Search code examples
matlabimage-processingcomputer-visionfeature-extractionvlfeat

Smoothening the image before feature extraction


I am using the vl_phow function (http://www.vlfeat.org/matlab/vl_phow.html) and wondering why the smoothing is applied before the feature extraction.

To be more specific in the documentation of vl_phow it is mentioned that:

The image is smoothed by a Gaussian kernel of standard deviation SIZE / MAGNIF. Note that, in the standard SIFT descriptor, the magnification value is 3; here the default one is 6 as it seems to perform better in applications.

So why is this smoothing operation is done?

Also in the same documentation there is WindowSize option which is explained as follows: size of the Gaussian window in units of spatial bins. Is this Window used to smooth the image or for something else?

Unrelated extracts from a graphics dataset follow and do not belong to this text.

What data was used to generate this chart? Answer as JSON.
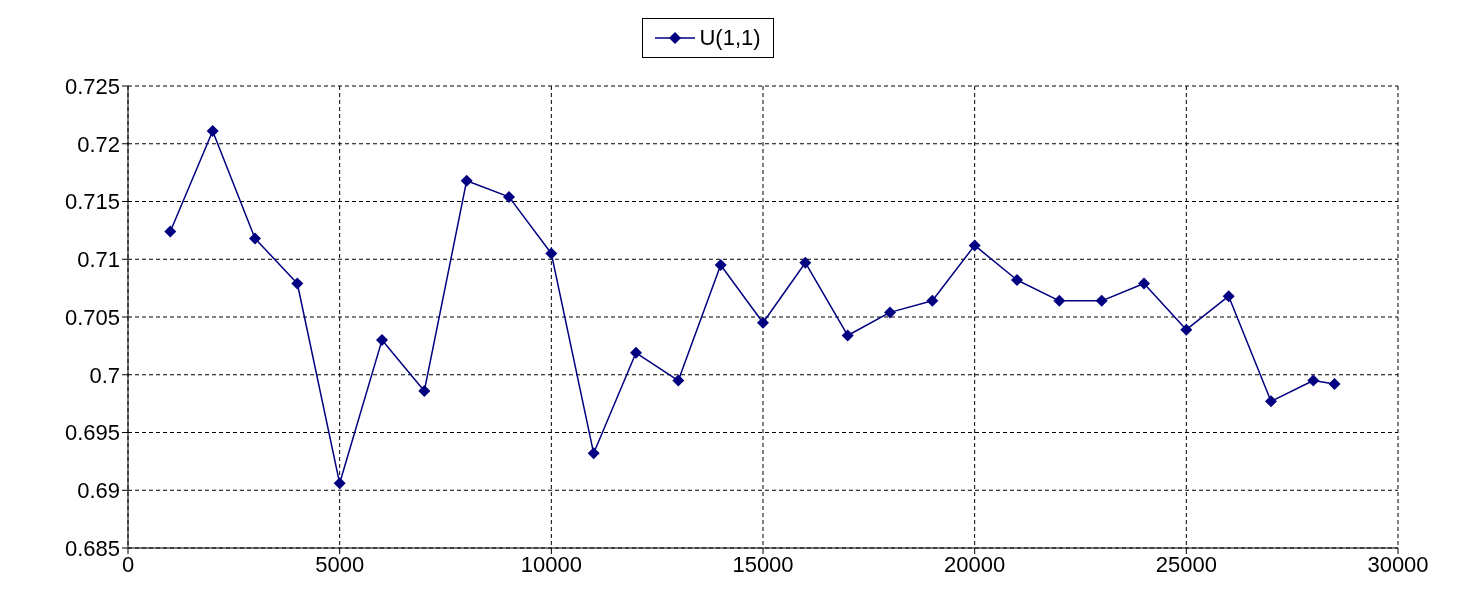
{
  "chart_data": {
    "type": "line",
    "x": [
      1000,
      2000,
      3000,
      4000,
      5000,
      6000,
      7000,
      8000,
      9000,
      10000,
      11000,
      12000,
      13000,
      14000,
      15000,
      16000,
      17000,
      18000,
      19000,
      20000,
      21000,
      22000,
      23000,
      24000,
      25000,
      26000,
      27000,
      28000,
      28500
    ],
    "series": [
      {
        "name": "U(1,1)",
        "color": "#000080",
        "values": [
          0.7124,
          0.7211,
          0.7118,
          0.7079,
          0.6906,
          0.703,
          0.6986,
          0.7168,
          0.7154,
          0.7105,
          0.6932,
          0.7019,
          0.6995,
          0.7095,
          0.7045,
          0.7097,
          0.7034,
          0.7054,
          0.7064,
          0.7112,
          0.7082,
          0.7064,
          0.7064,
          0.7079,
          0.7039,
          0.7068,
          0.6977,
          0.6995,
          0.6992
        ]
      }
    ],
    "xlim": [
      0,
      30000
    ],
    "xticks": [
      0,
      5000,
      10000,
      15000,
      20000,
      25000,
      30000
    ],
    "ylim": [
      0.685,
      0.725
    ],
    "yticks": [
      0.685,
      0.69,
      0.695,
      0.7,
      0.705,
      0.71,
      0.715,
      0.72,
      0.725
    ],
    "grid": true,
    "legend": "top",
    "marker": "diamond",
    "line_style": "solid"
  }
}
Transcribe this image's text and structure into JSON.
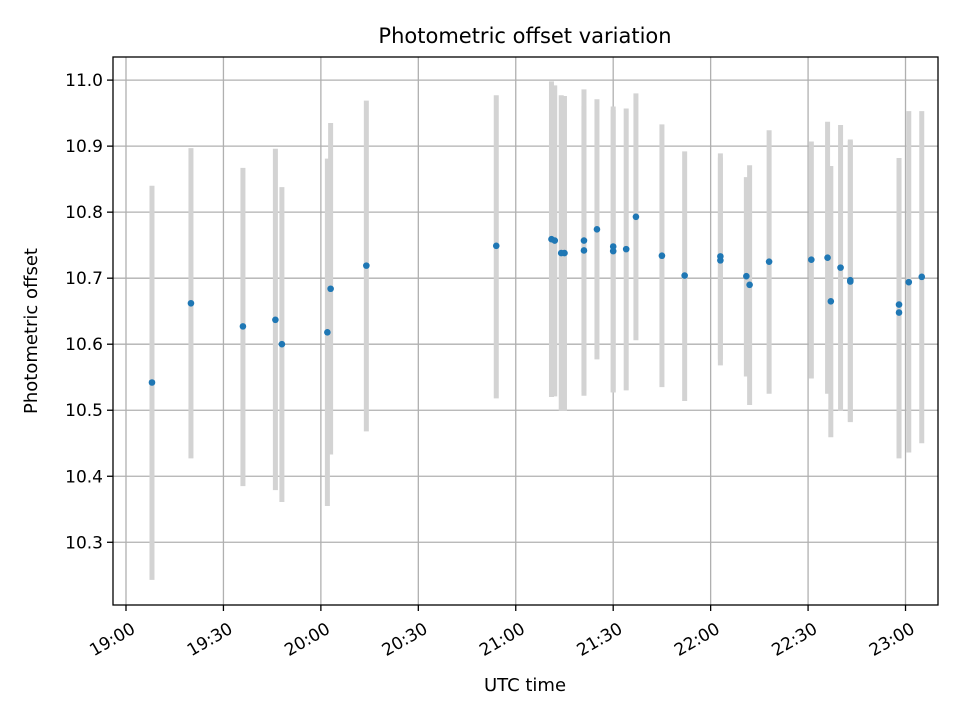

Can you please tell me why it is done and the advantages of smoothing the image before the feature extraction.


Solution

  • While this is more a math question than a MATLAB question , I'll go for it anyway.

    SIFT features are supposed to be points that "stand out" in the image. They are features that have high information content, and that will be "invariant" in different images.

    However, a noisy image may have "noise" that looks like something important. Basic example:

    [0 0 0 0 0
     0 0 0 2 2
     0 1 0 2 2
     0 0 0 0 0]
    

    Without smoothing, one may think that there are 2 areas with loads of information there, the area with 2s and the area with a single 1. However, while the area with 2s does seem like part of the information, as there are a lot of them together, the part with a single 1 may be just noise, a small random value added there due to the noise in the imaging technology.

    If you smooth the image with a filter you'dd get something like (made up example)

    [0 0    0 0   0
     0 0    0 1.9 2
     0 0.01 0 1.9 2
     0 0    0  0  0]
    

    Where it is way more obvious that the 1 is just noise, but the 2s stay.

    That;s why feature extraction algorithms, such as SIFT, do generally smooth the image before getting keypoints.

    The bigger the smoothing window, the more robust keypoints you'll find, as smaller things will be removed. However you will also find less keypoints. Also making it too big you risk deleting real information (the 2s int he example).